Sebelum pergi, aku perhatikan lagi sosok yang sangat familiar itu. Kemudian berlalu saat Mas Aji berjalan di depanku lebih cepat.

***

Leo

Kembali ke rumah setelah beberapa waktu memperdalam ilmu bisnisku adalah sesuatu yang istimewa sekaligus menjemukan. Kembali ke kota ini lagi seperti mengingat kebrengsekanku, perasaan cinta yang pernah kutinggalkan.

Janji bertemu Jhon di restoran yang pernah kami kunjungi membuatku tak sabar ingin menceritakan perkembangan bisnisku. Paling tidak, Papa sudah memercayakan sebagian cabang untuk kukelola.

Beberapa cabang membutuhkan perhatian khusus. Kecekatanku sempat dipuji Papa sebagai gen yang ia turunkan. Tak perlu lama bagiku untuk mempelajari masalah perusahaan dan tetek bengeknya.

Permasalahan pajak yang sempat ditinggalkan oleh manajemen sebelumnya cukup membuatku pusing. Pertemuan dengan Jhon sekaligus membicarakan masalah itu.

Setelah memarkirkan mobil, kulihat jam masih menunjukkan pukul dua belas kurang. 'Sudah hampir waktunya makan siang," pikirku.

Rencana yang awalnya hanya ingin minum kopi dan makan kudapan, akhirnya kupesan makanan berat sebelum Jhon datang. Kalau perut kenyang, tentunya obrolan akan lebih fokus.

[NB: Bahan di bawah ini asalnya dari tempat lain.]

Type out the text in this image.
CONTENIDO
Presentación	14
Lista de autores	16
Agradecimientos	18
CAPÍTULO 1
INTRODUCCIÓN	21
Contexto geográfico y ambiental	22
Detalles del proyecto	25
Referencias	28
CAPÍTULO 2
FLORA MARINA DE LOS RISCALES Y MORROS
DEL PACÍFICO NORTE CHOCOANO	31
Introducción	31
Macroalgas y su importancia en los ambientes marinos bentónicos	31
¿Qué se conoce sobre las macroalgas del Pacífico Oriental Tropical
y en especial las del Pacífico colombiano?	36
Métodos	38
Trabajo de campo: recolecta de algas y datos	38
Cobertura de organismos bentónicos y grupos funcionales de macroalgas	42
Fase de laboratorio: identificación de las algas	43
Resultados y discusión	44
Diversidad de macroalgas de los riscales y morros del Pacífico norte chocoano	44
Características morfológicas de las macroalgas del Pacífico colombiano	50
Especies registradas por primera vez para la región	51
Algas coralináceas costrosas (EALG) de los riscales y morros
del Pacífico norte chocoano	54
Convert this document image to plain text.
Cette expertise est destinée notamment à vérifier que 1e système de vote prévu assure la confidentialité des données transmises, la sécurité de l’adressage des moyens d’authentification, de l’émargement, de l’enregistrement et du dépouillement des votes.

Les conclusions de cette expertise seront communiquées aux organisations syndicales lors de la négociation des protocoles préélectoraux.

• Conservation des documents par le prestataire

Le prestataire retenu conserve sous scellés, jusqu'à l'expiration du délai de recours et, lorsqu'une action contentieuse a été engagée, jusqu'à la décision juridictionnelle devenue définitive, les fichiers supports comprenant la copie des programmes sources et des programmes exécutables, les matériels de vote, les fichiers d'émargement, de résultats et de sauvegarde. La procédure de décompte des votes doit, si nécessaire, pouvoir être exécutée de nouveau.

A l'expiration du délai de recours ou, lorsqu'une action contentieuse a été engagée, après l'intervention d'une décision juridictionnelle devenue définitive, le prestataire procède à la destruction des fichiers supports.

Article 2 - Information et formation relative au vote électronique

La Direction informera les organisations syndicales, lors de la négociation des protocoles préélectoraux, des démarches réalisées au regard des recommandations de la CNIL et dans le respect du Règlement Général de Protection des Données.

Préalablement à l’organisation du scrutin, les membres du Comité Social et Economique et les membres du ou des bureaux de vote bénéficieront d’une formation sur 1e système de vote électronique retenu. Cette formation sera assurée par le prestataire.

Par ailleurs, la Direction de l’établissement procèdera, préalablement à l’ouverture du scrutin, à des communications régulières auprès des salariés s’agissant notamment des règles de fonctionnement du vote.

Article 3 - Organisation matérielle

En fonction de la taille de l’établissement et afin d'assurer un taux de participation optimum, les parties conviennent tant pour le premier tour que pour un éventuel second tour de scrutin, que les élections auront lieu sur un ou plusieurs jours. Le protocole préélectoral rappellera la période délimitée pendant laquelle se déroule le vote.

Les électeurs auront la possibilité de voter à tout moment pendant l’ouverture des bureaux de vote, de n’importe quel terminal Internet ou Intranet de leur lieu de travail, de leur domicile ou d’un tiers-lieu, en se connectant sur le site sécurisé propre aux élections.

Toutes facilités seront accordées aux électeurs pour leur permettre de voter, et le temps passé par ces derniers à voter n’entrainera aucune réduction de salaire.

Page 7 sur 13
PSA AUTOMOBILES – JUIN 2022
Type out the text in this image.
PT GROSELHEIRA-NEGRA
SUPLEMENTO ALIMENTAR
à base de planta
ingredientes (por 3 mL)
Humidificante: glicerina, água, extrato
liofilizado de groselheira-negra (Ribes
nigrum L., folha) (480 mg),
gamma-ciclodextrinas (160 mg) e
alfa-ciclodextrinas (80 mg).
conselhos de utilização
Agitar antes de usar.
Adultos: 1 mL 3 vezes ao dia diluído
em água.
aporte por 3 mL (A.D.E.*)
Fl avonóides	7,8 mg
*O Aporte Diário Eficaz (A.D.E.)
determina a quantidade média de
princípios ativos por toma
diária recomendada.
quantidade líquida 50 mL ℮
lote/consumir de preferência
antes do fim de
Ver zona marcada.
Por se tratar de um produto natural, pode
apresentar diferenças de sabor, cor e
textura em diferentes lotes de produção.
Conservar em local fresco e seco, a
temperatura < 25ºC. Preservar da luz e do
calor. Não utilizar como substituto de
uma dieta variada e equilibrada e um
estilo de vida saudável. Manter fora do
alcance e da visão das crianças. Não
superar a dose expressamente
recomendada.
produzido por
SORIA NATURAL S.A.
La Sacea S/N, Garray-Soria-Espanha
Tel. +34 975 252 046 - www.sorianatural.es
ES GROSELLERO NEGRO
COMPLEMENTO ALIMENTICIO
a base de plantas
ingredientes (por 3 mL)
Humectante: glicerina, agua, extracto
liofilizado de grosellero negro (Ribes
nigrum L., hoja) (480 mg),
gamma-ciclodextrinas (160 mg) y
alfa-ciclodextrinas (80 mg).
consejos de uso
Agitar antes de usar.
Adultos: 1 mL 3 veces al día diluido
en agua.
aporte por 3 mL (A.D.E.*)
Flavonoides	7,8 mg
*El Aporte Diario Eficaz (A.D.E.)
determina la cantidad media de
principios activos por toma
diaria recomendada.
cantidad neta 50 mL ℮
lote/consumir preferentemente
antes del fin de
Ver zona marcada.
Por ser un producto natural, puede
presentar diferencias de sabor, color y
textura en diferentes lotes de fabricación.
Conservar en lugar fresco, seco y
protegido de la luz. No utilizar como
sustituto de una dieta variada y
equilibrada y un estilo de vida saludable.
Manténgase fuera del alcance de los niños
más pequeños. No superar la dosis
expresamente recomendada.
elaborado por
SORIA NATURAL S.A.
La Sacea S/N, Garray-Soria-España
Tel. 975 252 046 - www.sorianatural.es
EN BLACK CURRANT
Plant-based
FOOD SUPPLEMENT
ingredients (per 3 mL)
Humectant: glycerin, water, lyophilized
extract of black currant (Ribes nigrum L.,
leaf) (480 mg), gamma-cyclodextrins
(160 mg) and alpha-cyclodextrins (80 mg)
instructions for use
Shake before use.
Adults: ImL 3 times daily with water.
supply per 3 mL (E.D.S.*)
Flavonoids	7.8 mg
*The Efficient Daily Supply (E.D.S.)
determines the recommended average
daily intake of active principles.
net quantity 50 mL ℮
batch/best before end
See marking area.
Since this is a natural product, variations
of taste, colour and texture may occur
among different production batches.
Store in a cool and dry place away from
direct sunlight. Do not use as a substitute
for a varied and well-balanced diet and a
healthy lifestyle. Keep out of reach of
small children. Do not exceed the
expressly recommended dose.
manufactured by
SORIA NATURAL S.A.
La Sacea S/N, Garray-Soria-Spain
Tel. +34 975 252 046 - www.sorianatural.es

Saat memasuki area restoran, betapa terkejutnya ketika aku lihat sosok wanita yang sangat aku kenal. Cinta yang pernah aku lupakan dan sengaja kujauhi. Kamila. Niat untuk menyapa akhirnya aku urungkan. Kamila sedang bersama seseorang. Dialah lelaki yang sudah memberikannya kepastian? Tentu tak sama dengan lelaki brengsek sepertiku.

Aku berjalan melewatinya. Entah, apakah ia menyadari bahwa aku lelaki yang pernah ia minta untuk menjauh. Lelaki yang hanya memberikan cinta basa-basi.